As I showed you in the HMO example above, there will be less out-of-pocket expense if you have Medicare as your primary coverage. Most fee-for-service FEHBP plans will waive deductibles and co-pays if Medicare A and B are your primary insurance. Look at your plan's brochure or check out its Web site to learn about the coordination with Medicare.
You generally won't need to use the preferred providers when Medicare is the primary payer, as long as you use doctors and facilities that accept Medicare patients. But be sure to check to see how much the catastrophic out-of-pocket limits are. This is how much you might be spending if you don't pay the $1,122 to $1,936.80 per year for Medicare Part B.

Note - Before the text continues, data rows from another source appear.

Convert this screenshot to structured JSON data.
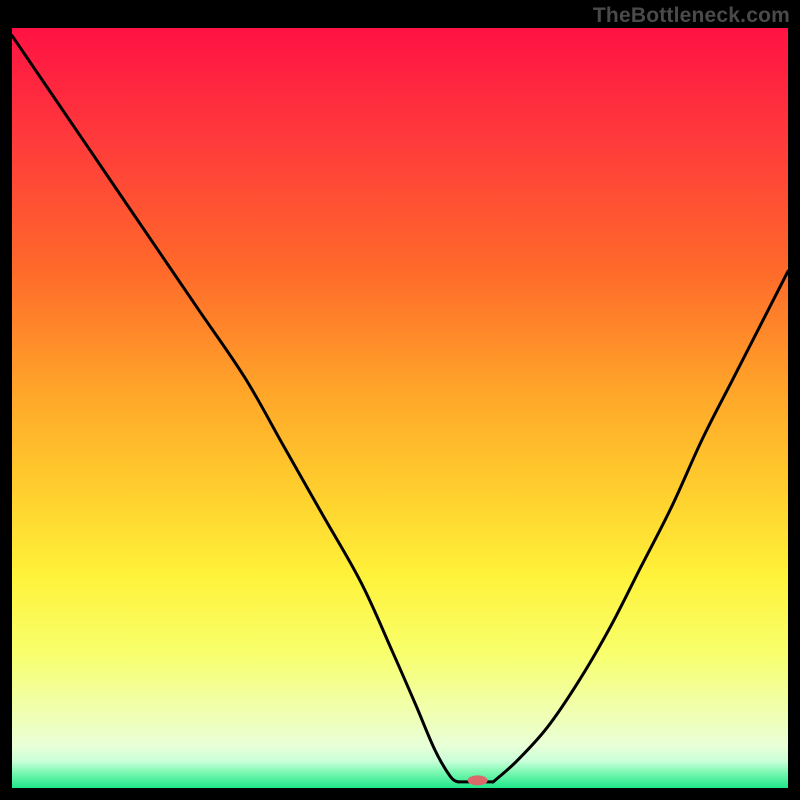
{
  "watermark": "TheBottleneck.com",
  "chart_data": {
    "type": "line",
    "title": "",
    "xlabel": "",
    "ylabel": "",
    "xlim": [
      0,
      100
    ],
    "ylim": [
      0,
      100
    ],
    "grid": false,
    "gradient_stops": [
      {
        "t": 0.0,
        "color": "#ff1244"
      },
      {
        "t": 0.15,
        "color": "#ff3b3b"
      },
      {
        "t": 0.32,
        "color": "#ff6a2a"
      },
      {
        "t": 0.48,
        "color": "#ffa629"
      },
      {
        "t": 0.62,
        "color": "#ffd22e"
      },
      {
        "t": 0.72,
        "color": "#fff23a"
      },
      {
        "t": 0.82,
        "color": "#f8ff6a"
      },
      {
        "t": 0.9,
        "color": "#f0ffb0"
      },
      {
        "t": 0.945,
        "color": "#e8ffd8"
      },
      {
        "t": 0.965,
        "color": "#c8ffd8"
      },
      {
        "t": 0.98,
        "color": "#78f8b0"
      },
      {
        "t": 1.0,
        "color": "#1fe58a"
      }
    ],
    "series": [
      {
        "name": "bottleneck-curve-left",
        "x": [
          0,
          6,
          12,
          18,
          24,
          30,
          35,
          40,
          45,
          49,
          52,
          54.5,
          56.5,
          57.5
        ],
        "y": [
          99,
          90,
          81,
          72,
          63,
          54,
          45,
          36,
          27,
          18,
          11,
          5,
          1.5,
          0.8
        ]
      },
      {
        "name": "bottleneck-curve-right",
        "x": [
          62,
          65,
          69,
          73,
          77,
          81,
          85,
          89,
          93,
          97,
          100
        ],
        "y": [
          0.8,
          3.5,
          8,
          14,
          21,
          29,
          37,
          46,
          54,
          62,
          68
        ]
      }
    ],
    "marker": {
      "x": 60,
      "y": 1.0,
      "color": "#da6a6a",
      "rx": 10,
      "ry": 5
    },
    "flat_bottom": {
      "x_start": 57.5,
      "x_end": 62,
      "y": 0.8
    }
  }
}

Over your lifetime, it's possible to have out-of-pocket medical expenses that would exceed the cost of enrolling in Medicare Part B. These could be mostly eliminated by Medicare enrollment. If you wait to sign up for Medicare until later, you will face even bigger premiums. If you think that Medicare Part B is expensive, imagine how much your expenses will be in the event of a chronic illness or serious medical condition -- especially when you are living on a fixed income in retirement.
Here's my bottom-line advice: Take Medicare at 65 if you are retired. If you are still working and over 65, you still have some time to decide, if you are carrying your FEHBP coverage as an employee.
Tammy Flanagan is the senior benefits director for the National Institute of Transition Planning Inc., which conducts federal retirement planning workshops and seminars. She has spent 25 years helping federal employees take charge of their retirement by understanding their benefits.